IBRAH
Jangan Membalas Luka dengan Luka Baru
Oleh: Nabila Zidane
(Jurnalis)
TanahRibathMedia.Com—Dalam hidup, manusia tak luput dari luka. Ada yang ditinggalkan tanpa sebab, dikhianati tanpa ampun, atau dikecewakan oleh orang yang paling dipercaya. Hati pun tergores, jiwa porak-poranda. Namun, membalas luka dengan menciptakan luka baru tak akan menyembuhkan. Ia hanya memperpanjang lingkaran nestapa.
Allah berfirman dalam Al-Qur’an surah Fussilat ayat 34,
“Balaslah kejahatan dengan yang lebih baik, maka tiba-tiba orang yang antaramu dan dia ada permusuhan seolah-olah telah menjadi teman yang sangat setia.”
Ayat ini bukan sekadar nasihat, tapi panggilan untuk naik tingkat dalam akhlak. Karena membalas buruk dengan buruk itu mudah. Tapi memutus rantai keburukan dengan kebaikan? Itu tanda kekuatan jiwa.
Rasulullah saw. bersabda,
"Bukanlah yang kuat itu orang yang menang dalam gulat, tetapi orang yang kuat adalah yang mampu menahan dirinya saat marah." (HR. Bukhari dan Muslim)
Menahan diri dari balas dendam adalah jihad bukan dengan pedang, tapi dengan kesabaran.
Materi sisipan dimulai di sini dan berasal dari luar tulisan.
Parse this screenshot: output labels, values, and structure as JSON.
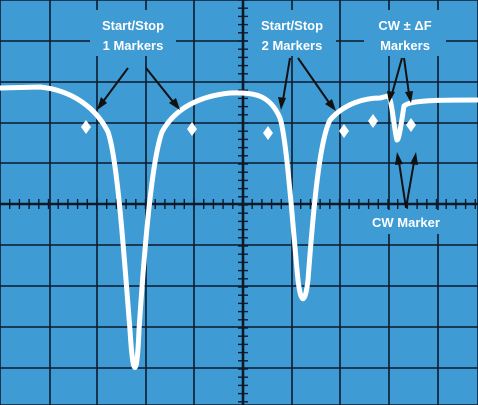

Bahkan para ulama menyebut bahwa jihad melawan hawa nafsu adalah bagian dari jihad terbesar. Syaikhul Islam Ibnu Taimiyah rahimahullah berkata,
"Jihad melawan hawa nafsu adalah pangkal jihad. Tanpa ini, tak akan mungkin seseorang berjihad di jalan Allah."
Begitu pun Imam Ibnul Qayyim berkata dalam Zad al-Ma'ad,
"Jihad ada empat tingkatan, yaitu jihad melawan hawa nafsu, melawan setan, melawan orang kafir, dan melawan orang munafik. Dan jihad melawan hawa nafsu adalah fondasi utama."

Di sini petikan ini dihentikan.